Woodpeckers stash 700 lbs of acorns in wall
A pest control technician investigating an insect problem at a California home made a startling discovery: about 700 pounds of acorns stashed inside the wall by woodpeckers.
Nick Castro, of Nick’s Extreme Pest Control, said he expected to find a dead animal inside the wall of a home where residents reported seeing maggots and mealworms emerging from a wall.
Castro cut a small hole in the wall of the second-floor bedroom and acorns started pouring from the opening, piled about 20 feet high inside the wall. He estimated about 700 pounds of acorns were removed.
The woodpeckers had been poking holes in the chimney stack and stashing acorns in the openings for the past two to five years. The acorns eventually fell through into the wall cavity.
It took about eight hours to remove the acorns. The damage to the home’s exterior was repaired and screens added to protect the wood from the birds.
Unusual fish with leucism reeled in
The chain pickerel reeled in by Caden Hurley, at Sabin Pond in Vermont, had an unusual coloration that made the live fish look like it had been kept in a cooler in direct contact with ice for several hours.
Vermont Fish and Wildlife said the fish is actually perfectly healthy, but has leucism, a pigment condition that affects some of an animal’s cells, resulting in pale colour that may be patchy or nearly complete across the body.
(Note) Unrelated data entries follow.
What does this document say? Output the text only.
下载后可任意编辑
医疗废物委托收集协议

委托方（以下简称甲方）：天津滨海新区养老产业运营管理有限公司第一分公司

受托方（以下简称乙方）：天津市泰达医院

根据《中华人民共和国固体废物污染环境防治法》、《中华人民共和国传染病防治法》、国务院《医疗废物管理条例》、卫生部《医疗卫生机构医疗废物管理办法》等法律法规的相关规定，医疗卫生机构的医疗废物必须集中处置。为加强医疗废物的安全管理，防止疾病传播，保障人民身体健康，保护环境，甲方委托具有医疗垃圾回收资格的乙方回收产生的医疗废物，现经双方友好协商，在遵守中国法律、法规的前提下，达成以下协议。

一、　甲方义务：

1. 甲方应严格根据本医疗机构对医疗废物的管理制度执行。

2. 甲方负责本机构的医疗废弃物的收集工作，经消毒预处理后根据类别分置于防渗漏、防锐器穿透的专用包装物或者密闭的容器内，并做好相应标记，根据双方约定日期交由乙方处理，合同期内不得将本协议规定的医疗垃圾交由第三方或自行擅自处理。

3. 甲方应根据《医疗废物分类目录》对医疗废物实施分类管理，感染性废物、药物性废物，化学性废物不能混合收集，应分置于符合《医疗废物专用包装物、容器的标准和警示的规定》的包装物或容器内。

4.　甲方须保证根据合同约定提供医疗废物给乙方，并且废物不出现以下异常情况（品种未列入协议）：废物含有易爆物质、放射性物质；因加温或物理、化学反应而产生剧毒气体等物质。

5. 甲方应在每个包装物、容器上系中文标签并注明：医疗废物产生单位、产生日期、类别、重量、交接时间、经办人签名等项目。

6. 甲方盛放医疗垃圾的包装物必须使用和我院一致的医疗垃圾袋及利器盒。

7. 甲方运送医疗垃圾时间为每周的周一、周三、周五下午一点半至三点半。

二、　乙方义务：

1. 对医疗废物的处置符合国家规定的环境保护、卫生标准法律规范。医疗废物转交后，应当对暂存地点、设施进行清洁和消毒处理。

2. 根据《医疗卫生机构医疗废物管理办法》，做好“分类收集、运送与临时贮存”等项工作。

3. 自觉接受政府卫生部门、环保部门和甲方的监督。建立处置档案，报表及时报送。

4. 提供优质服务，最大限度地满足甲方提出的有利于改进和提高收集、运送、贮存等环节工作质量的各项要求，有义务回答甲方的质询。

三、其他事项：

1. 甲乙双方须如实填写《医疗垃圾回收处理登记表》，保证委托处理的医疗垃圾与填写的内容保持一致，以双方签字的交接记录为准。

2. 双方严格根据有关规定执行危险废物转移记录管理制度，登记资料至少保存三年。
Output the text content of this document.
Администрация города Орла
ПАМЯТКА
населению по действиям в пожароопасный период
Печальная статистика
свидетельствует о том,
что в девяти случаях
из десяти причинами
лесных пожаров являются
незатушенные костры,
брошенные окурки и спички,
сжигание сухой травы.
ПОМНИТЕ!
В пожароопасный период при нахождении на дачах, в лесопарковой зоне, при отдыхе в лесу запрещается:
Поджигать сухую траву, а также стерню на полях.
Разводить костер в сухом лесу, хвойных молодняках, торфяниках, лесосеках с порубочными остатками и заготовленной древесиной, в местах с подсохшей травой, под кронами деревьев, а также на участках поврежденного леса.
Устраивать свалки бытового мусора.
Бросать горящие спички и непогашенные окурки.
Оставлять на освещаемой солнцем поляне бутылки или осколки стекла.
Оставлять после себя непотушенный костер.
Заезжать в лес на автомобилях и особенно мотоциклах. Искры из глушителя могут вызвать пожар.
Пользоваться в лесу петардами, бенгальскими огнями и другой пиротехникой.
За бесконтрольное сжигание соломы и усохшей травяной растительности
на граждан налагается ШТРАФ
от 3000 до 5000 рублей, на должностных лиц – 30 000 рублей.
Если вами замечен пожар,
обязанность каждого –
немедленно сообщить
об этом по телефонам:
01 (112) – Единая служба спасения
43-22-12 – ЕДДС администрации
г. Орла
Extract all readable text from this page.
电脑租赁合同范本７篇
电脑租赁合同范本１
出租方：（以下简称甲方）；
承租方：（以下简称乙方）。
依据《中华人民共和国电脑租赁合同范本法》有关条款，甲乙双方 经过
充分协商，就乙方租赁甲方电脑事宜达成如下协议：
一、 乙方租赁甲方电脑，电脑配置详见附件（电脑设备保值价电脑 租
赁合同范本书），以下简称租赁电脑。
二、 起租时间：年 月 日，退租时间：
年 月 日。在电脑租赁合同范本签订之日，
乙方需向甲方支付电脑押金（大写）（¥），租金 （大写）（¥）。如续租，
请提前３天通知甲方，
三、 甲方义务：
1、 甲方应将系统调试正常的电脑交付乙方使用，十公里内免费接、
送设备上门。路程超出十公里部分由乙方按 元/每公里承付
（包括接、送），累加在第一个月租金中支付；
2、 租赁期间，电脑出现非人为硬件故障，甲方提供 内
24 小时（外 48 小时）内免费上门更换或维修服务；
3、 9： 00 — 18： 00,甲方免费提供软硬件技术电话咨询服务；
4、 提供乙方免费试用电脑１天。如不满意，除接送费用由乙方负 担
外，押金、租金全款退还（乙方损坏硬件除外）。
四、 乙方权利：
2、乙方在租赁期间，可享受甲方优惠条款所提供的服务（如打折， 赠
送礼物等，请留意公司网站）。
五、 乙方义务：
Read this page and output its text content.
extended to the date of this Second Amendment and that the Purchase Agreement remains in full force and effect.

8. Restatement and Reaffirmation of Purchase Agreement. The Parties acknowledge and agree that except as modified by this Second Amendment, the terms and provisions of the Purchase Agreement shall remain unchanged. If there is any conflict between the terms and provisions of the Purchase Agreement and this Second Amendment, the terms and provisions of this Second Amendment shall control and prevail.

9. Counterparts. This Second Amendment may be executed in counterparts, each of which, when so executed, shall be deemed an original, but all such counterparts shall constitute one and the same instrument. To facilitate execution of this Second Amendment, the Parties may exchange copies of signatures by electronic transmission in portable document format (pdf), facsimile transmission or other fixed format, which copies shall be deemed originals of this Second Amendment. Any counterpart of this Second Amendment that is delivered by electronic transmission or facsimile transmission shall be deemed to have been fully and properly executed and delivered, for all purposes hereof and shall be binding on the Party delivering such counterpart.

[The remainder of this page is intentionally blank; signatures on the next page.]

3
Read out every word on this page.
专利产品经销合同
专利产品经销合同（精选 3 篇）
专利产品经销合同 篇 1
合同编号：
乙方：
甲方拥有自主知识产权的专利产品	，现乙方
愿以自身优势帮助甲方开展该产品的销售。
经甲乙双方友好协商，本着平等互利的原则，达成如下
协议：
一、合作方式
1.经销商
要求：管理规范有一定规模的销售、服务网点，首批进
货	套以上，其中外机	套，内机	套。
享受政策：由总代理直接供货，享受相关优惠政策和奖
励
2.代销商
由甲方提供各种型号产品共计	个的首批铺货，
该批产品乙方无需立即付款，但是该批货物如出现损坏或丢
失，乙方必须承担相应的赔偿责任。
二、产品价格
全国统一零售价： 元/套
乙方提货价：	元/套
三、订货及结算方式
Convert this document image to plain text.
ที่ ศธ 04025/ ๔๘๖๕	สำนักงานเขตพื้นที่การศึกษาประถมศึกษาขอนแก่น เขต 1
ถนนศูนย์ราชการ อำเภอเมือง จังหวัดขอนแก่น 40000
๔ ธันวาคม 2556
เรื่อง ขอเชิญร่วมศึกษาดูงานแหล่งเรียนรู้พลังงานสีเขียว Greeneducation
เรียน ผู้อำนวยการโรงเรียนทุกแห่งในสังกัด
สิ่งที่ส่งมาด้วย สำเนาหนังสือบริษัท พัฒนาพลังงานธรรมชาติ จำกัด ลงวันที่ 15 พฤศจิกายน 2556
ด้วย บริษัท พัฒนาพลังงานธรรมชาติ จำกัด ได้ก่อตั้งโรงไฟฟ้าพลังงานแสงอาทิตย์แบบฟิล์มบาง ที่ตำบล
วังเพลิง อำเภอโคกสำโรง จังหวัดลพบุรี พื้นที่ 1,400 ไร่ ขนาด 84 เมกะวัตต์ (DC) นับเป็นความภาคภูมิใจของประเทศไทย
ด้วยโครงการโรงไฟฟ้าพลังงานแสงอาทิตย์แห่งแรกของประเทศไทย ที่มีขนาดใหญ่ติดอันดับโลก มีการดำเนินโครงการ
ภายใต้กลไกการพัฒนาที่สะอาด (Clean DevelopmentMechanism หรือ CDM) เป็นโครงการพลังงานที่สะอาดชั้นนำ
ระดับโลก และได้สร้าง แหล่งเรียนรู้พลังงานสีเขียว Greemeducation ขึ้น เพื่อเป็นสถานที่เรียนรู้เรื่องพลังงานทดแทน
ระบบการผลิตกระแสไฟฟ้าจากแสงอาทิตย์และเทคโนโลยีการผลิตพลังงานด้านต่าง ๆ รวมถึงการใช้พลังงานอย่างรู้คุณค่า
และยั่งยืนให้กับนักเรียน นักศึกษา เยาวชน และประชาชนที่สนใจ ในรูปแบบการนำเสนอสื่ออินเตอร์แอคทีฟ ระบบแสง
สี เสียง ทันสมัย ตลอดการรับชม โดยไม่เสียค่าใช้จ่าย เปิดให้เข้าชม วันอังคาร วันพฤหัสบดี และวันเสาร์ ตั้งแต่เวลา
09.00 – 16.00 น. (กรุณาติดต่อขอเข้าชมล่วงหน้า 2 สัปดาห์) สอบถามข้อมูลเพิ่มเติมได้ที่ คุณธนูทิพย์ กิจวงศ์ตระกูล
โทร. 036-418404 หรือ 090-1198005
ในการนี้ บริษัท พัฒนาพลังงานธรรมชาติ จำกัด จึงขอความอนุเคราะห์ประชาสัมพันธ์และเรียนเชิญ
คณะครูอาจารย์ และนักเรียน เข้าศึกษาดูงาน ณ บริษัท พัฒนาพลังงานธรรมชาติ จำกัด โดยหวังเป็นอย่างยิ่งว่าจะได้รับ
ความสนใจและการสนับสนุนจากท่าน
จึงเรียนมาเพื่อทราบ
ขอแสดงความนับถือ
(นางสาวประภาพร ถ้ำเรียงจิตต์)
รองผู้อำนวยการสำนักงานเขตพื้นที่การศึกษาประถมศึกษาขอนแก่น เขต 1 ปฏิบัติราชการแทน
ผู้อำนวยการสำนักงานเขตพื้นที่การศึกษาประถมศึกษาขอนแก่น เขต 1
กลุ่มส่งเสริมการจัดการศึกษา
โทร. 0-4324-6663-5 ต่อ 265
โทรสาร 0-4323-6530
The fish had normal-coloured eyes for its species, indicating it has leucism and not “true albinism,” which would mean a complete lack of pigment in the fish’s entire body.
World’s oldest mouse
A Pacific pocket mouse at the San Diego Zoo Safari Park is the world’s oldest living mouse in human care and the oldest mouse ever, at the age of nine years and 209 days.
Pat, named for actor Patrick Stewart, was born at the zoo on July 14, 2013, and Guinness World Records announced it to be officially the holder of two world records for his longevity. The previous oldest mouse ever, Fitzy, died at the age of seven years and 225 days at his owner’s home in Britain in 1985.
Pacific pocket mice, the smallest mouse species in North America, had been thought extinct until a small population was discovered in 1994. Pat was born during the first year of the San Diego Zoo’s Pacific pocket mouse conservation breeding and reintroduction programme.
Dog with world’ longest eyelash
A California couple’s dog is now a Guinness World Record holder after her longest eyelash was measured at seven inches long.
Coco, owned by Rachelle Parks and Michael Babich, had her eyelash measured three times by a veterinarian, who confirmed the lash was grown naturally.
The newfypoo, a mix of a Newfoundland and a poodle, was awarded the record after her seven-inch lash was confirmed by GWR to be longer than the 6.69-inch eyelash grown by an Australian labradoodle named Ranmura, who was awarded the record in 2014.